The Berlin-Marzahn concentration camp started as a municipal Gypsy camp. It was established prior to the opening of the 1936 Berlin Olympics. On 16 July 1936, approximately 600 Gypsies were rounded up in the city and escorted to the suburb of Marzahn, to a site owned by the city which had previously been used to dispose of sewage. Those who did not live in caravans were housed in overcrowded barracks.

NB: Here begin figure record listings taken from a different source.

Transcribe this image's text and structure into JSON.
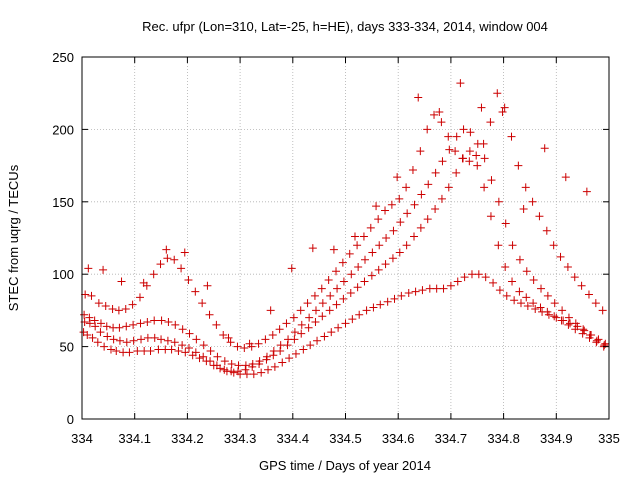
{
  "chart_data": {
    "type": "scatter",
    "title": "Rec. ufpr (Lon=310, Lat=-25, h=HE), days 333-334, 2014, window 004",
    "xlabel": "GPS time / Days of year 2014",
    "ylabel": "STEC from uqrg / TECUs",
    "xlim": [
      334,
      335
    ],
    "ylim": [
      0,
      250
    ],
    "xticks": [
      334,
      334.1,
      334.2,
      334.3,
      334.4,
      334.5,
      334.6,
      334.7,
      334.8,
      334.9,
      335
    ],
    "xtick_labels": [
      "334",
      "334.1",
      "334.2",
      "334.3",
      "334.4",
      "334.5",
      "334.6",
      "334.7",
      "334.8",
      "334.9",
      "335"
    ],
    "yticks": [
      0,
      50,
      100,
      150,
      200,
      250
    ],
    "ytick_labels": [
      "0",
      "50",
      "100",
      "150",
      "200",
      "250"
    ],
    "grid": true,
    "marker": "+",
    "color": "#cc0000",
    "series": [
      {
        "x": [
          334.003,
          334.01,
          334.02,
          334.03,
          334.042,
          334.055,
          334.065,
          334.078,
          334.09,
          334.105,
          334.118,
          334.13,
          334.145,
          334.158,
          334.17,
          334.183,
          334.196,
          334.21,
          334.223,
          334.236,
          334.25,
          334.262,
          334.275,
          334.288,
          334.3,
          334.313,
          334.326,
          334.34,
          334.353,
          334.366,
          334.38,
          334.393,
          334.406,
          334.42,
          334.433,
          334.446,
          334.46,
          334.473,
          334.486,
          334.5,
          334.513,
          334.526,
          334.54,
          334.553,
          334.566,
          334.58,
          334.593,
          334.606,
          334.62,
          334.633,
          334.646,
          334.66,
          334.673,
          334.686,
          334.7,
          334.713,
          334.726,
          334.74,
          334.753,
          334.766,
          334.78,
          334.793,
          334.806,
          334.82,
          334.833,
          334.846,
          334.86,
          334.873,
          334.886,
          334.9,
          334.913,
          334.926,
          334.94,
          334.953,
          334.966,
          334.98,
          334.993
        ],
        "y": [
          60,
          58,
          56,
          53,
          50,
          48,
          47,
          46,
          46,
          47,
          47,
          47,
          48,
          48,
          48,
          47,
          46,
          44,
          42,
          40,
          37,
          35,
          33,
          32,
          31,
          31,
          31,
          32,
          34,
          36,
          39,
          42,
          45,
          48,
          51,
          54,
          57,
          60,
          63,
          66,
          69,
          72,
          75,
          77,
          79,
          81,
          83,
          85,
          87,
          88,
          89,
          90,
          90,
          90,
          92,
          95,
          98,
          100,
          100,
          98,
          94,
          89,
          85,
          82,
          80,
          78,
          76,
          74,
          72,
          70,
          68,
          66,
          64,
          61,
          58,
          55,
          52
        ]
      },
      {
        "x": [
          334.005,
          334.015,
          334.025,
          334.035,
          334.048,
          334.06,
          334.072,
          334.085,
          334.098,
          334.112,
          334.125,
          334.138,
          334.15,
          334.163,
          334.176,
          334.19,
          334.203,
          334.216,
          334.23,
          334.243,
          334.256,
          334.27,
          334.283,
          334.296,
          334.31,
          334.323,
          334.336,
          334.35,
          334.363,
          334.376,
          334.39,
          334.403,
          334.416,
          334.43,
          334.443,
          334.456,
          334.47,
          334.483,
          334.496,
          334.51,
          334.523,
          334.536,
          334.55,
          334.563,
          334.576,
          334.59,
          334.603,
          334.616,
          334.63,
          334.643,
          334.656,
          334.67,
          334.683,
          334.696,
          334.71,
          334.723,
          334.736,
          334.75,
          334.763,
          334.776,
          334.79,
          334.803,
          334.816,
          334.83,
          334.843,
          334.856,
          334.87,
          334.883,
          334.896,
          334.91,
          334.923,
          334.936,
          334.95,
          334.963,
          334.976,
          334.99
        ],
        "y": [
          67,
          66,
          64,
          60,
          57,
          55,
          54,
          53,
          54,
          55,
          56,
          56,
          55,
          54,
          53,
          51,
          49,
          46,
          43,
          40,
          37,
          34,
          33,
          33,
          34,
          36,
          38,
          41,
          44,
          47,
          51,
          55,
          59,
          63,
          67,
          71,
          75,
          79,
          83,
          87,
          91,
          95,
          99,
          103,
          107,
          111,
          115,
          120,
          126,
          132,
          138,
          145,
          152,
          160,
          170,
          180,
          185,
          175,
          160,
          140,
          120,
          105,
          95,
          88,
          84,
          80,
          77,
          74,
          71,
          68,
          65,
          62,
          59,
          56,
          53,
          50
        ]
      },
      {
        "x": [
          334.004,
          334.014,
          334.024,
          334.036,
          334.047,
          334.059,
          334.071,
          334.084,
          334.097,
          334.111,
          334.124,
          334.137,
          334.151,
          334.164,
          334.177,
          334.191,
          334.204,
          334.217,
          334.231,
          334.244,
          334.257,
          334.271,
          334.284,
          334.297,
          334.311,
          334.324,
          334.337,
          334.351,
          334.364,
          334.377,
          334.391,
          334.404,
          334.417,
          334.431,
          334.444,
          334.457,
          334.471,
          334.484,
          334.497,
          334.511,
          334.524,
          334.537,
          334.551,
          334.564,
          334.577,
          334.591,
          334.604,
          334.617,
          334.631,
          334.644,
          334.657,
          334.671,
          334.684,
          334.697,
          334.711,
          334.724,
          334.737,
          334.751,
          334.764,
          334.777,
          334.791,
          334.804,
          334.817,
          334.831,
          334.844,
          334.857,
          334.871,
          334.884,
          334.897,
          334.911,
          334.924,
          334.937,
          334.951,
          334.964,
          334.977,
          334.991
        ],
        "y": [
          72,
          70,
          68,
          66,
          64,
          63,
          63,
          64,
          65,
          66,
          67,
          68,
          68,
          67,
          65,
          62,
          59,
          55,
          51,
          47,
          43,
          40,
          38,
          37,
          37,
          38,
          40,
          43,
          47,
          51,
          55,
          60,
          65,
          70,
          75,
          80,
          85,
          90,
          95,
          100,
          105,
          110,
          115,
          120,
          125,
          130,
          136,
          142,
          148,
          155,
          162,
          170,
          178,
          186,
          195,
          200,
          198,
          190,
          180,
          165,
          150,
          135,
          120,
          110,
          102,
          96,
          90,
          85,
          80,
          75,
          70,
          66,
          62,
          58,
          54,
          51
        ]
      },
      {
        "x": [
          334.006,
          334.018,
          334.032,
          334.045,
          334.058,
          334.07,
          334.083,
          334.096,
          334.11,
          334.123,
          334.136,
          334.149,
          334.162,
          334.175,
          334.188,
          334.202,
          334.215,
          334.228,
          334.242,
          334.255,
          334.268,
          334.282,
          334.295,
          334.308,
          334.322,
          334.335,
          334.348,
          334.362,
          334.375,
          334.388,
          334.402,
          334.415,
          334.428,
          334.442,
          334.455,
          334.468,
          334.482,
          334.495,
          334.508,
          334.522,
          334.535,
          334.548,
          334.562,
          334.575,
          334.588,
          334.602,
          334.615,
          334.628,
          334.642,
          334.655,
          334.668,
          334.682,
          334.695,
          334.708,
          334.722,
          334.735,
          334.748,
          334.762,
          334.775,
          334.788,
          334.802,
          334.815,
          334.828,
          334.842,
          334.855,
          334.868,
          334.882,
          334.895,
          334.908,
          334.922,
          334.935,
          334.948,
          334.962,
          334.975,
          334.988
        ],
        "y": [
          86,
          85,
          80,
          78,
          76,
          75,
          76,
          79,
          84,
          92,
          100,
          107,
          111,
          110,
          104,
          96,
          88,
          80,
          72,
          65,
          58,
          53,
          50,
          49,
          50,
          52,
          55,
          58,
          62,
          66,
          70,
          75,
          80,
          85,
          90,
          96,
          102,
          108,
          114,
          120,
          126,
          132,
          138,
          144,
          148,
          152,
          160,
          172,
          185,
          200,
          210,
          205,
          195,
          185,
          180,
          178,
          182,
          190,
          205,
          225,
          215,
          195,
          175,
          160,
          150,
          140,
          130,
          120,
          112,
          105,
          98,
          92,
          86,
          80,
          75
        ]
      },
      {
        "x": [
          334.012,
          334.04,
          334.075,
          334.117,
          334.16,
          334.195,
          334.238,
          334.278,
          334.318,
          334.358,
          334.398,
          334.438,
          334.478,
          334.518,
          334.558,
          334.598,
          334.638,
          334.678,
          334.718,
          334.758,
          334.798,
          334.838,
          334.878,
          334.918,
          334.958
        ],
        "y": [
          104,
          103,
          95,
          94,
          117,
          115,
          92,
          56,
          52,
          75,
          104,
          118,
          117,
          126,
          147,
          167,
          222,
          212,
          232,
          215,
          212,
          145,
          187,
          167,
          157
        ]
      }
    ]
  }
}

By September 1938, the residents of the camp numbered 852. Lacking basic sanitation and electricity, disease was rampant, including diphtheria and tuberculosis, and in March 1939 it was measured that 40% of the inmates had scabies.

==Expansion==
Other Zigeunerlager were adapted from established camps and throughout Nazi occupied territories. The Lety Gypsy Camp was an internment camp for Roma and Sinti people in Bohemia that was formerly a disciplinary labour camp. In August 1942, following the "Decree on Combating the Gypsy Plague" enacted in the Protectorate of Bohemia and Moravia on 10 July 1942, the vast majority of prisoners were emptied from the labour camp and the camp was designated as Zigeunerlager 1. The new internees were also forced to undertake labour within and without the camp; only those under the age of three were not assigned work tasks. Conditions were poor, with approximately 327 people of the 1,300 camp population dying from disease and malnutrition. The camp was guarded by former Czech gendarmes. By August 1943, the survivors of the camp were transported to Auschwitz "where almost all were murdered".

The Montreuil-Bellay camp was the largest Zigeunerlager in collaborative France, having been established on 8 November 1941. It was managed by the Vichy regime, but was established at the behest of the Nazis. Vichy France was the only place in Western Europe under the yoke of Nazi Germany where Heinrich Himmler's "Auschwitz Erlass" (Auschwitz decree) of 16 December 1942, which ordered the deportation of all "gypsies" to Auschwitz. Therefore, the internees remained at the camp, apart from those moved elsewhere to undertake forced labour. The French gypsy camps continued to operate until May 1946, two years after the liberation of France.

==Commemoration==
In 1997, President Jacques Chirac made reference to Roma victims in relation to Nazi persecution and deportations; this was the first time a French head of state had publicly acknowledged their suffering during the Holocaust. Then, in 2016, President François Hollande attended a ceremony at the site of the Montreuil-Bellay camp where he unveiled the first memorial of its kind in France.